I’ve done the Magical Mystery Tour of Liverpool and it was a wonderful experience. Powerfully moving.
Oh my goodness ! What a roller coaster of emotions and memories this post has stirred up! I spent my childhood in Levenshulme, Manchester, right on the border between central Manchester and Stockport, and was definitely a city girl. I had Saturday jobs both in Lewis’s in Manchester and British Home Stores in Stockport (not at the same time, obviously!) Eating my packed lunch in Piccadilly Gardens, browsing at Kendal Milne, or picking up bargains at Stockport Market, so many memories! The video of the journey from Stocky to Manchester was so powerfully familiar !

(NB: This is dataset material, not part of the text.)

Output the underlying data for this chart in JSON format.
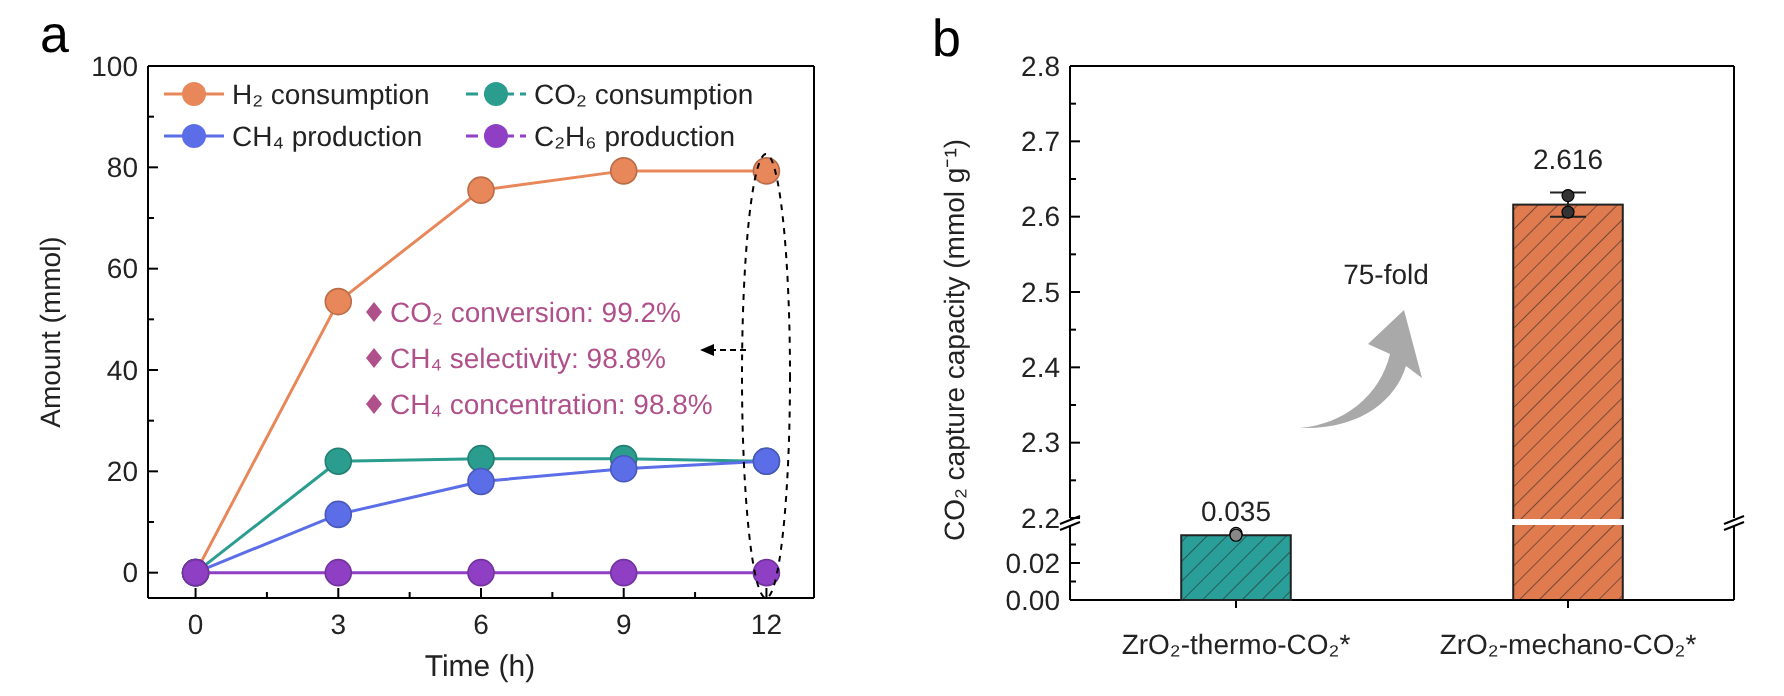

But city or countryside? The latter in my case! I couldn’t wait to leave the North. My childhood holidays had been with relatives in Somerset, and I yearned to be a country girl. My schoolteachers were amazed when I told them of my teacher training college applications ( Bristol, Southampton and somewhere else I can’t remember) I was actually told that Southern colleges are far more difficult to get into, why don’t I look at Leeds or Sheffield?
I did get into Bristol, and then taught in Monmouth in the Wye Valley, where I still live, surrounded by river, valleys, fields and forests !
Thank you for a wonderful post! Best wishes!